While working for Faiza Shaheen‘s parliamentary candidacy campaign, I developed a range of different data visualisations from party data. We used these visualisations to make our campaigning strategy more effective.
During this time, I was also attending hack days organised by Campaign Lab, a group of sympathetic coders, data scientists, and tech-savvy activists who would put together useful little tools for campaigners.
I had also been chatting to people organising in other constituencies, and it became clear that most were not making use of the data they had access to. So, together with Louis Schamroth-Green who I had just met at a hack day, we set about making another useful little tool using R Shiny and the scripts I had developed in Faiza’s campaign team (available on GitHub).

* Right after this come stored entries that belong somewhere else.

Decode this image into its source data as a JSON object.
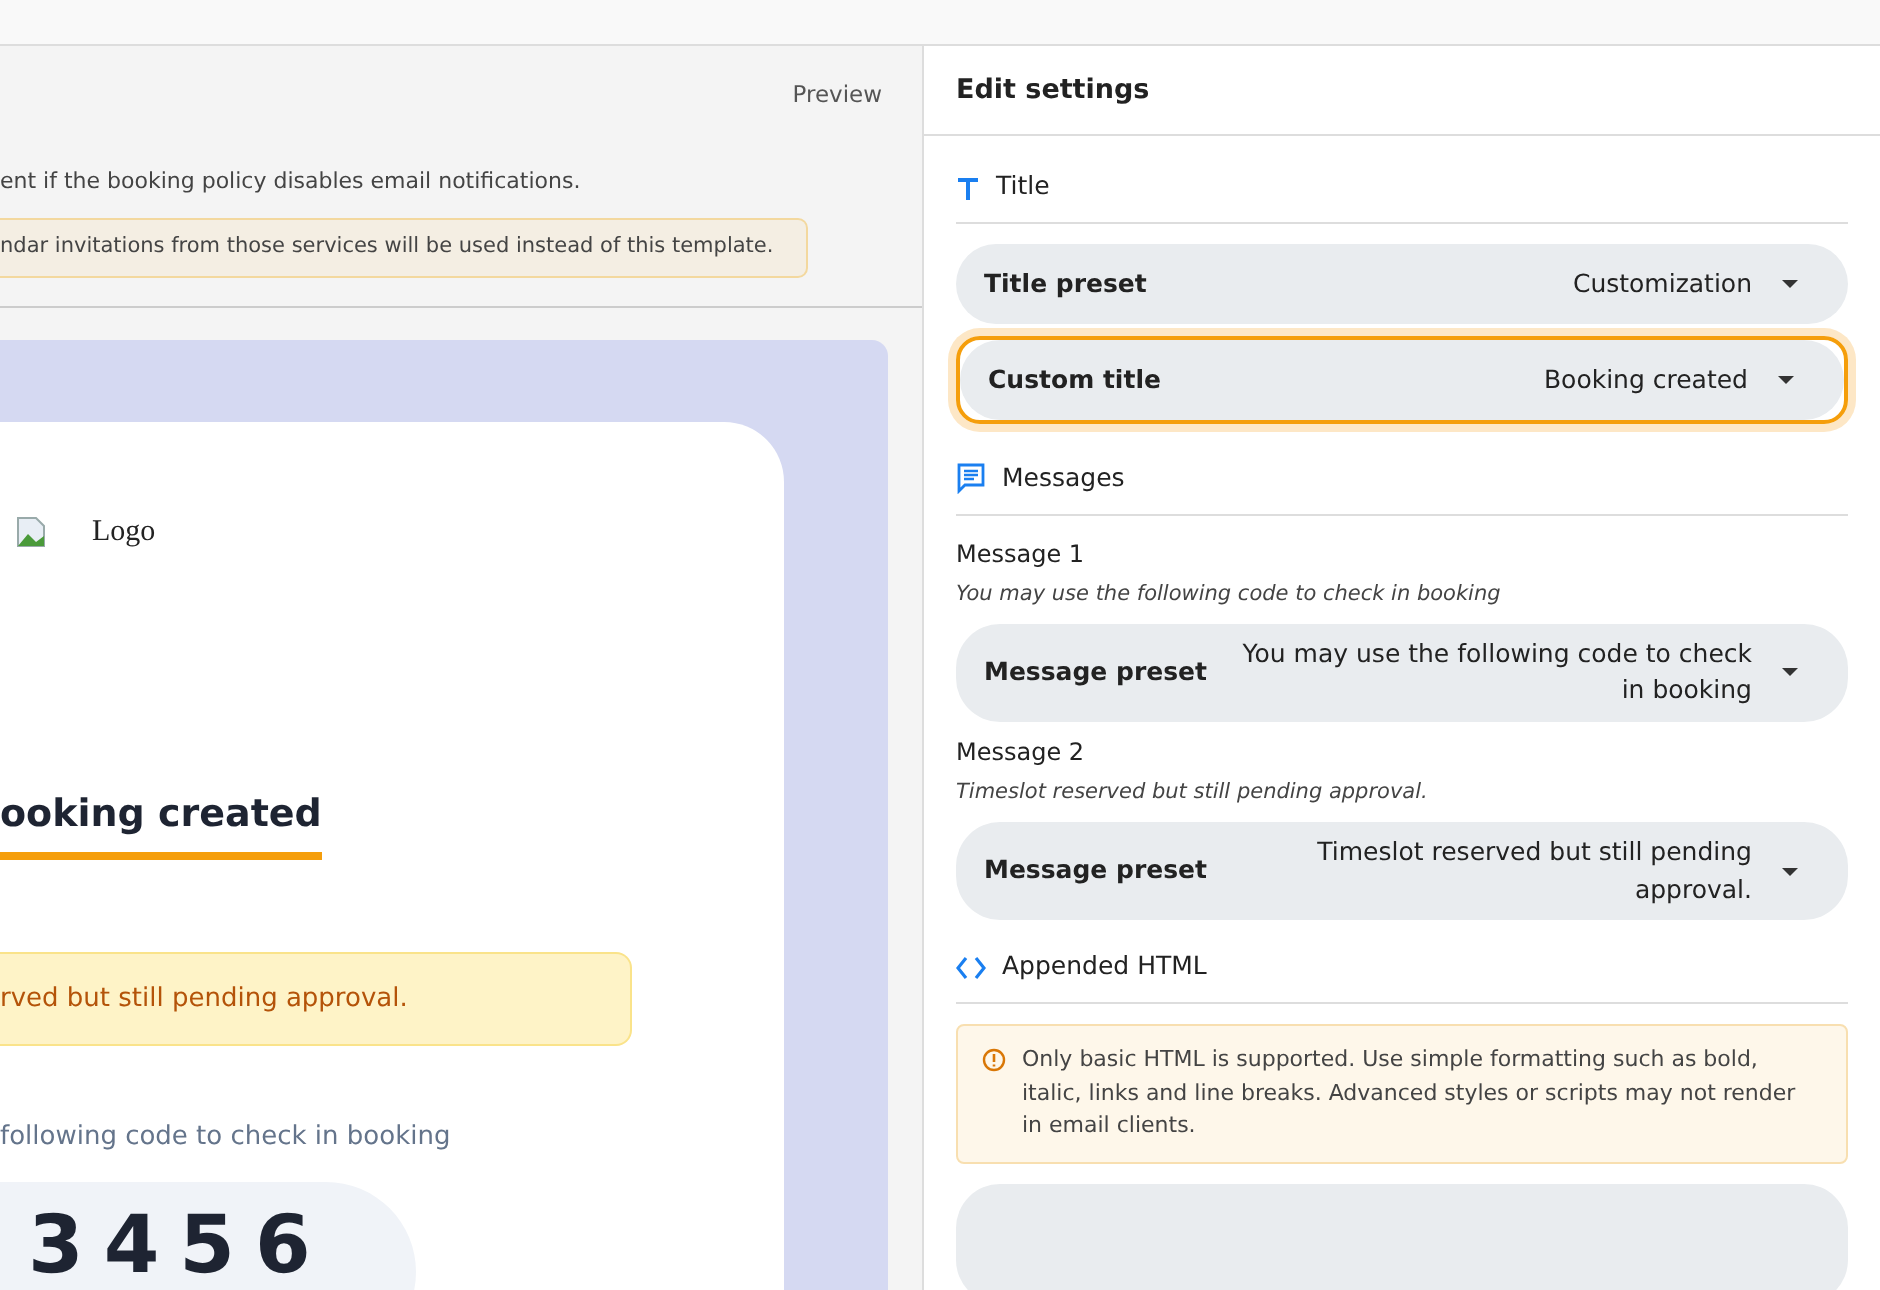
{
  "preview_pane": {
    "preview_label": "Preview",
    "notice": "ent if the booking policy disables email notifications.",
    "warning": "ndar invitations from those services will be used instead of this template.",
    "email": {
      "logo_alt": "Logo",
      "heading": "ooking created",
      "alert": "rved but still pending approval.",
      "code_caption": "following code to check in booking",
      "code": "3456"
    }
  },
  "settings": {
    "title": "Edit settings",
    "sections": [
      {
        "kind": "title",
        "heading": "Title",
        "items": [
          {
            "kind": "select",
            "label": "Title preset",
            "value": "Customization",
            "focused": false
          },
          {
            "kind": "select",
            "label": "Custom title",
            "value": "Booking created",
            "focused": true
          }
        ]
      },
      {
        "kind": "messages",
        "heading": "Messages",
        "items": [
          {
            "kind": "caption",
            "label": "Message 1",
            "hint": "You may use the following code to check in booking"
          },
          {
            "kind": "select",
            "label": "Message preset",
            "value": "You may use the following code to check in booking",
            "focused": false
          },
          {
            "kind": "caption",
            "label": "Message 2",
            "hint": "Timeslot reserved but still pending approval."
          },
          {
            "kind": "select",
            "label": "Message preset",
            "value": "Timeslot reserved but still pending approval.",
            "focused": false
          }
        ]
      },
      {
        "kind": "html",
        "heading": "Appended HTML",
        "items": [
          {
            "kind": "note",
            "text": "Only basic HTML is supported. Use simple formatting such as bold, italic, links and line breaks. Advanced styles or scripts may not render in email clients."
          },
          {
            "kind": "editor"
          }
        ]
      }
    ]
  }
}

The data visualisation in this case did not need to be complicated. In fact, the more complicated it was, the less helpful it would be in the busy high-pressure environment of an election campaign. One of the simplest yet most useful figures the tool produced is the density of Labour voters plotted against the contact rate. Organisers can very quickly see which areas need more canvassing, which have been pretty well saturated already, and which can be missed out if resources are tight.

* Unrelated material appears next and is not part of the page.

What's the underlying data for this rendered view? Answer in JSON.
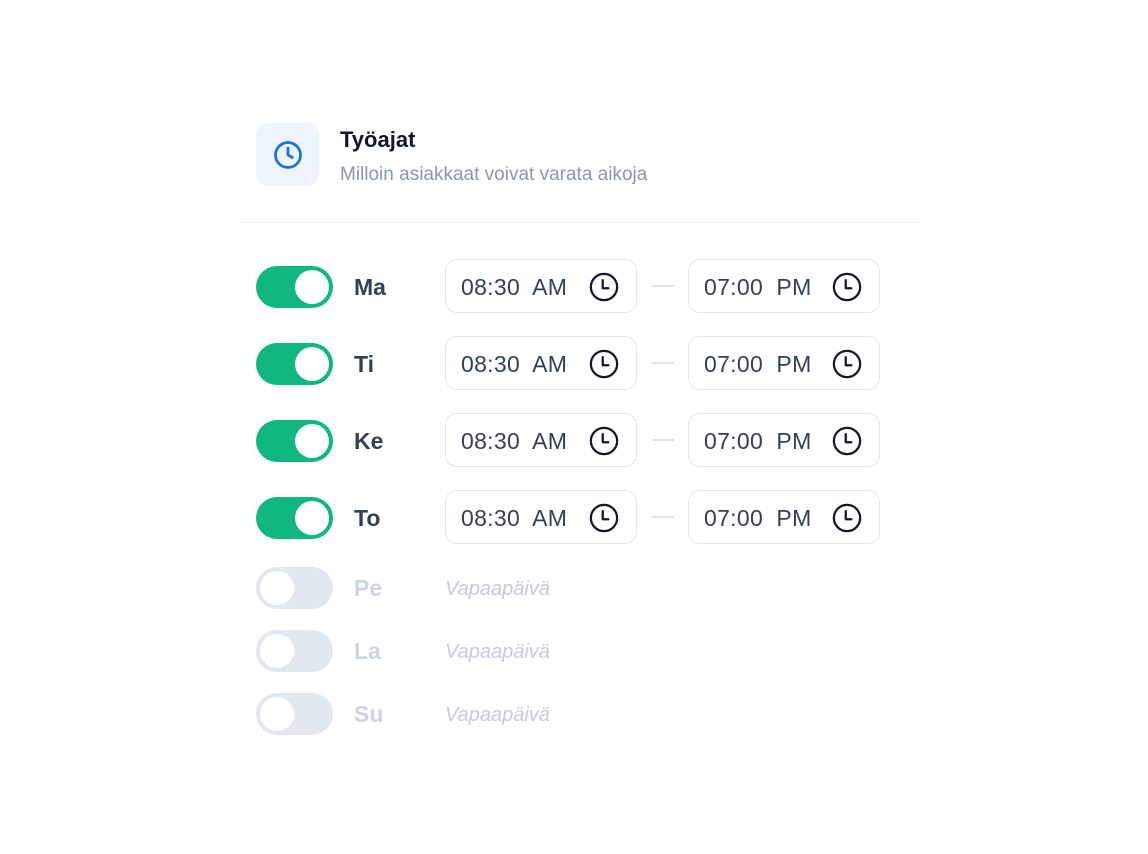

We also made figures that showed opposition party densities and turnout propensity. After a few rounds of testing with an organiser in another constituency, once we were happy with the output, Campaign Lab organisers put it out through their networks. We’d had a couple of inquiries from organisers after it went out (including to ask for more functionality), and website usage stats from the penultimate week of the campaign suggest that many more used it than we knew about.
All in all it was a small success: I learned to use R Shiny, we helped organisers be more data-driven, and we have many more visualisations and other improvements to the tool in time for the next elections.